I was walking around Civic Center yesterday, enjoying the fine weather, when it occured to me to drop into the Market Street Cinema. I hadn't been there in years, since the changing of the guard, and I was curious whether reports of the MSC's demise were true. Besides, I needed to piss but didn't want to piss on the sidewalk like the locals.I always liked it that the MSC is not some hole in the wall, but a real theater with an entrance, lobby, balcony, and downstairs bathrooms. You pay for your ticket where generations of San Francisco moviegoers used to buy their Milk Duds. It cost $20 to get in at 2:00 yesterday. The old Hispanic lady who used to take tickets is gone, probably the victim of cost cuts.
The downstairs bathroom is exactly the same. It still smells like three-decades' worth of Lysol. And the stairs are still steep and the handrail is still there to help drunkards get down the stairs without falling.
Blast from the past: As soon as I entered the theater proper, I was assaulted by three dancers asking if I'd been there before and whether I wanted to go to the back for an erotic interlude. However, none grabbed my cock like the old days. Thinking of Tony Parker and his amazing ability to cut through the Cavaliers defense, I squeezed past the three dancers ("I want to look around, I just got here") and sat down. Had they pick-pocketed me? I checked.
The theater looks smaller. The passage along the back where you used to be able to stand and survey the action is gone, boarded up, probably because there isn't much action to survey.
Totals at 2:05 yesterday: Six dancers, two patrons.
The other guy, hands folded on lap, looked like a middle-aged Presbyterian minister, and he was seated several rows back, which left me the sole person at stage-side, an onerous responsibility.

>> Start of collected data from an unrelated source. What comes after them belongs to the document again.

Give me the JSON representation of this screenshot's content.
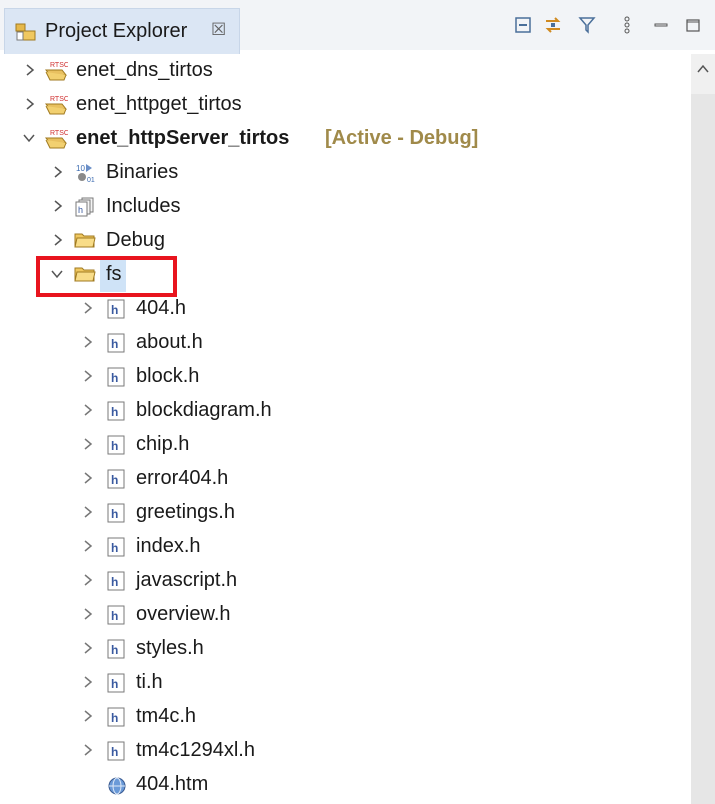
{
  "view": {
    "title": "Project Explorer",
    "close_glyph": "☒",
    "toolbar_icons": [
      "collapse-all-icon",
      "link-with-editor-icon",
      "filter-icon",
      "view-menu-icon",
      "minimize-icon",
      "maximize-icon"
    ]
  },
  "tree": [
    {
      "label": "enet_dns_tirtos",
      "expanded": false,
      "icon": "project-icon"
    },
    {
      "label": "enet_httpget_tirtos",
      "expanded": false,
      "icon": "project-icon"
    },
    {
      "label": "enet_httpServer_tirtos",
      "status": "[Active - Debug]",
      "expanded": true,
      "icon": "project-icon"
    },
    {
      "label": "Binaries",
      "expanded": false,
      "icon": "binaries-icon"
    },
    {
      "label": "Includes",
      "expanded": false,
      "icon": "includes-icon"
    },
    {
      "label": "Debug",
      "expanded": false,
      "icon": "folder-icon"
    },
    {
      "label": "fs",
      "expanded": true,
      "selected": true,
      "icon": "folder-open-icon"
    },
    {
      "label": "404.h",
      "icon": "header-file-icon"
    },
    {
      "label": "about.h",
      "icon": "header-file-icon"
    },
    {
      "label": "block.h",
      "icon": "header-file-icon"
    },
    {
      "label": "blockdiagram.h",
      "icon": "header-file-icon"
    },
    {
      "label": "chip.h",
      "icon": "header-file-icon"
    },
    {
      "label": "error404.h",
      "icon": "header-file-icon"
    },
    {
      "label": "greetings.h",
      "icon": "header-file-icon"
    },
    {
      "label": "index.h",
      "icon": "header-file-icon"
    },
    {
      "label": "javascript.h",
      "icon": "header-file-icon"
    },
    {
      "label": "overview.h",
      "icon": "header-file-icon"
    },
    {
      "label": "styles.h",
      "icon": "header-file-icon"
    },
    {
      "label": "ti.h",
      "icon": "header-file-icon"
    },
    {
      "label": "tm4c.h",
      "icon": "header-file-icon"
    },
    {
      "label": "tm4c1294xl.h",
      "icon": "header-file-icon"
    },
    {
      "label": "404.htm",
      "icon": "web-file-icon"
    }
  ]
}
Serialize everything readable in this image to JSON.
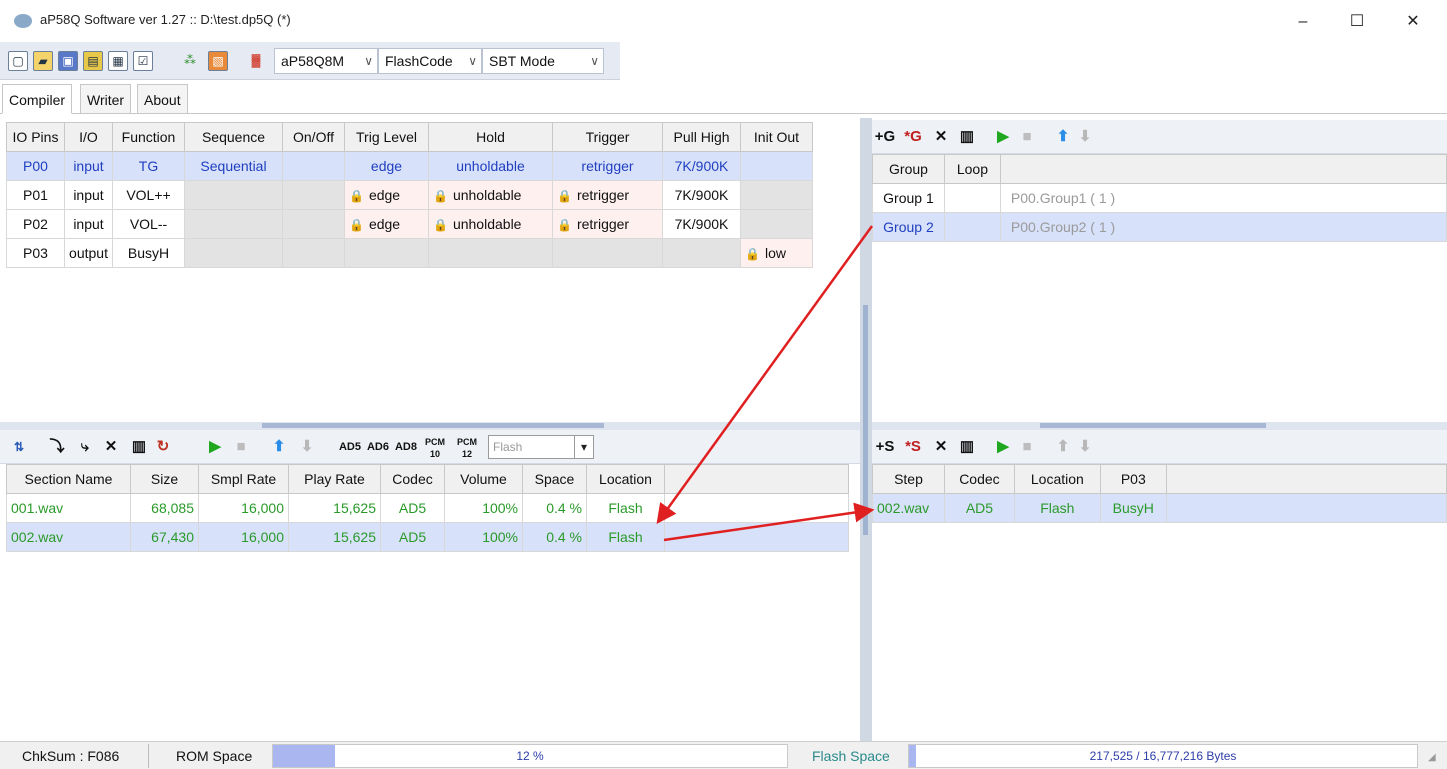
{
  "window": {
    "title": "aP58Q Software ver 1.27 :: D:\\test.dp5Q (*)",
    "controls": [
      "–",
      "☐",
      "✕"
    ]
  },
  "toolbar": {
    "icons": [
      "new-file-icon",
      "open-folder-icon",
      "save-icon",
      "save-as-icon",
      "compile-icon",
      "settings-icon",
      "connect-icon",
      "export-icon",
      "chip-icon"
    ],
    "chip_combo": "aP58Q8M",
    "code_combo": "FlashCode",
    "mode_combo": "SBT Mode"
  },
  "tabs": [
    "Compiler",
    "Writer",
    "About"
  ],
  "io_table": {
    "headers": [
      "IO Pins",
      "I/O",
      "Function",
      "Sequence",
      "On/Off",
      "Trig Level",
      "Hold",
      "Trigger",
      "Pull High",
      "Init Out"
    ],
    "rows": [
      {
        "pin": "P00",
        "io": "input",
        "function": "TG",
        "sequence": "Sequential",
        "onoff": "",
        "trig_level": "edge",
        "hold": "unholdable",
        "trigger": "retrigger",
        "pull_high": "7K/900K",
        "init_out": ""
      },
      {
        "pin": "P01",
        "io": "input",
        "function": "VOL++",
        "sequence": "",
        "onoff": "",
        "trig_level": "edge",
        "hold": "unholdable",
        "trigger": "retrigger",
        "pull_high": "7K/900K",
        "init_out": ""
      },
      {
        "pin": "P02",
        "io": "input",
        "function": "VOL--",
        "sequence": "",
        "onoff": "",
        "trig_level": "edge",
        "hold": "unholdable",
        "trigger": "retrigger",
        "pull_high": "7K/900K",
        "init_out": ""
      },
      {
        "pin": "P03",
        "io": "output",
        "function": "BusyH",
        "sequence": "",
        "onoff": "",
        "trig_level": "",
        "hold": "",
        "trigger": "",
        "pull_high": "",
        "init_out": "low"
      }
    ]
  },
  "group_toolbar": {
    "add_label": "+G",
    "insert_label": "*G"
  },
  "group_table": {
    "headers": [
      "Group",
      "Loop",
      ""
    ],
    "rows": [
      {
        "group": "Group 1",
        "loop": "",
        "desc": "P00.Group1 ( 1 )"
      },
      {
        "group": "Group 2",
        "loop": "",
        "desc": "P00.Group2 ( 1 )"
      }
    ]
  },
  "section_toolbar": {
    "codec_buttons": [
      "AD5",
      "AD6",
      "AD8",
      "PCM 10",
      "PCM 12"
    ],
    "location_combo": "Flash"
  },
  "section_table": {
    "headers": [
      "Section Name",
      "Size",
      "Smpl Rate",
      "Play Rate",
      "Codec",
      "Volume",
      "Space",
      "Location"
    ],
    "rows": [
      {
        "name": "001.wav",
        "size": "68,085",
        "smpl": "16,000",
        "play": "15,625",
        "codec": "AD5",
        "volume": "100%",
        "space": "0.4 %",
        "location": "Flash"
      },
      {
        "name": "002.wav",
        "size": "67,430",
        "smpl": "16,000",
        "play": "15,625",
        "codec": "AD5",
        "volume": "100%",
        "space": "0.4 %",
        "location": "Flash"
      }
    ]
  },
  "step_toolbar": {
    "add_label": "+S",
    "insert_label": "*S"
  },
  "step_table": {
    "headers": [
      "Step",
      "Codec",
      "Location",
      "P03"
    ],
    "rows": [
      {
        "step": "002.wav",
        "codec": "AD5",
        "location": "Flash",
        "p03": "BusyH"
      }
    ]
  },
  "status": {
    "checksum": "ChkSum : F086",
    "rom_label": "ROM Space",
    "rom_percent": "12 %",
    "rom_fraction": 0.12,
    "flash_label": "Flash Space",
    "flash_value": "217,525 / 16,777,216 Bytes",
    "flash_fraction": 0.013
  },
  "colors": {
    "selection": "#d8e1fa",
    "blue_text": "#1f3fc0",
    "green_text": "#2a9a2a",
    "lock": "#d0202a",
    "annotation_arrow": "#e02020"
  }
}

I put $2 charity dollars on stage. I felt bad for the girl dancing to a nearly empty house, and one song later, I put $2 more charity dollars on the stage.
I would've put more dollars on the stage but neither this dancer or the next ventured into the seats for my one-on-one personal gratification. There must be a policy against dancers leaving the stage. Being this charitable, being the only man at stage-side and the de facto only man in the house, didn't I deserve better?
The next dancer elicited $4 charity dollars from me.
The two dancers performed to these six songs: "This Is Fucking on Cocaine," "Bad Girlfriend," "Hurt Me from Behind," "Give Me That Nasty," "Sex Me," and "You Do Me." I'm really losing patience with this hip-hop shit.
I think they installed a new sound system. The sound seemed clearer. They also installed a smoke machine that blows smoke on the right side of the stage between each dancer's second and third song. Why then? It's an MSC mystery.
Not willing to spend any more charity dollars, I headed to the rear of the theater. Immediately four scantily clad women stood and headed my way like desert wanderers toward a man with a canteen. One of them was georgous, a Cambodian I found out later. Because lap dances were being sold at two songs for $25 instead of the normal one song for $20 (a sign as you enter tells you the price of lap dances), I plumped for a two-fer with the Cambodian.
Only it wasn't so much a lap dance as an opportunity for me to inspect her from close-up. She had beautiful deep rich dark skin and a tight body but gave a lackluster lap dance.
I left, dodging the maneuvers of two dancers as I headed toward the door. The Presbyterian minister now had the place to himself and I hope he made good use of it. I spent $20 + $4 + $4 + $25 = $53. On Market Street, it was still nice and hot with no wind blowing.